I for Imagination: inventing our ideal future

Many exciting words start with I, like “innovate,” “information,” and “invention.” As an introvert who lives mostly in my own head, I thrive off of all of these abstract ideas. But there’s something magical about the idea that drives them all: “imagination.”

Whenever I think of that word, I remember the hilarious clip of Spongebob Squarepants spreading his hands to form a rainbow. Spongebob’s eternal optimism and determination to create something out of nothing always impresses me.

Like Spongebob, imagination seems to be a remnant of childhood.

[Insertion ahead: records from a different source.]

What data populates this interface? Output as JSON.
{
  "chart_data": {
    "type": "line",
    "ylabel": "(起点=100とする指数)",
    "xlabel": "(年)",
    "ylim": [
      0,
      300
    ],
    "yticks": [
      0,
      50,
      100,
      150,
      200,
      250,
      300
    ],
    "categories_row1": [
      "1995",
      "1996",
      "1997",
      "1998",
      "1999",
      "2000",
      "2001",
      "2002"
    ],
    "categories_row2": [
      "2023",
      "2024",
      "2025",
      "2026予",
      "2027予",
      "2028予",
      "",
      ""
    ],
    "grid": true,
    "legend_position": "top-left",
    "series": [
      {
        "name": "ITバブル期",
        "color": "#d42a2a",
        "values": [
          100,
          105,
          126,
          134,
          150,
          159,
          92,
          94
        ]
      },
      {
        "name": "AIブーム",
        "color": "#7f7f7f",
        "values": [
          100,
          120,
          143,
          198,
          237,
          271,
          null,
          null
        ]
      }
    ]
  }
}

In the grown-up world, driven by cold, hard nuggets of data, there’s less room for broke English majors like Spongebob, who sit in cardboard boxes and tell stories.

But imagination is a way of thinking that can apply to the most ordinary objects around us. My dad created play-sets out of cardboard boxes for his kids and saved money on buying toys. Inventor extraordinaire Violet Baudelaire from A Series of Unfortunate Events can create live-saving devices out of any ordinary item. A well-honed imagination can literally save lives.

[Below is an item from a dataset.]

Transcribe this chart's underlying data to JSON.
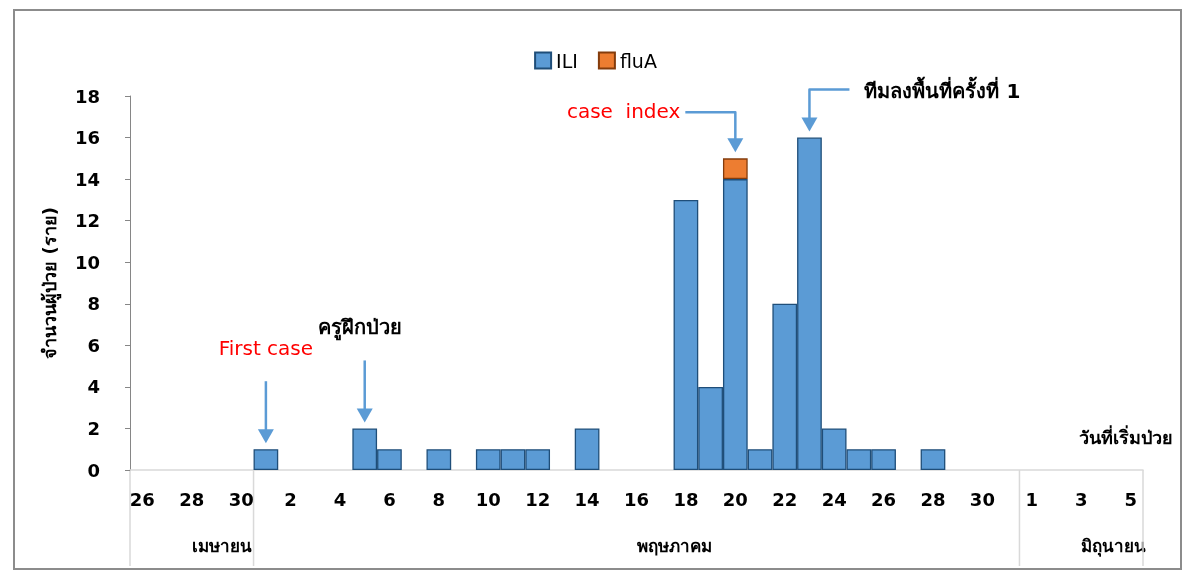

Anyone can develop the ability to see something that doesn’t exist and bring it to life in a clever new way. The explosive improvements in technology over the history of humankind resulted from the creativity of scientists, engineers, designers, and many kinds of resourceful people, not just elitists who sit in front of typewriters and MacBooks (looking at you, Ron Swanson). Disney invented “imagineering,” an amusing term to describe the creative process of engineering.

ronswanson
From the NBC show Parks and Recreation

But technology aside, the most important application of imagination is empathy for other people. J.K. Rowling said it best in her 2008 Harvard commencement speech:

“Imagination is not only the uniquely human capacity to envision that which is not, and, therefore, the foundation of all invention and innovation. In its arguably most transformative and revelatory capacity, it is the power that enables us to empathize with humans whose experiences we have never shared.”

We desperately need stories, in the various forms of fiction and nuanced journalism, to help us imagine how other people are feeling. While we can’t meet most of the people sharing our planet, writers can create glimpses into other people’s worlds. We use fictional characters like Harry Potter to understand that we are not the only ones dealing with love, death, and the eternal friend zone. And when our own mind is overtaken with negative thoughts, it’s soothing to temporarily escape into someone else’s world. Imagination magically keeps hope alive.

So it doesn’t hurt to practice imagination in our spare time. Build tools out of ordinary household items. Act out a scene as a villainous character. Write a story about someone else’s life. Sketch things in crayons. It seems as though the older we grow, the more we have to consciously retain color in our lives.

The most powerful questions we can ask of the people and things around us are “what if . . . ” and “why . . . ?” Answering those questions with a flexible, empathetic mind is the only way we can invent a future that inches closer to the ideal for everyone.

This post is part of the Alphabet Project, where I write an article for each letter of the alphabet. It was inspired by Ash Huang’s Alphabet Meditations.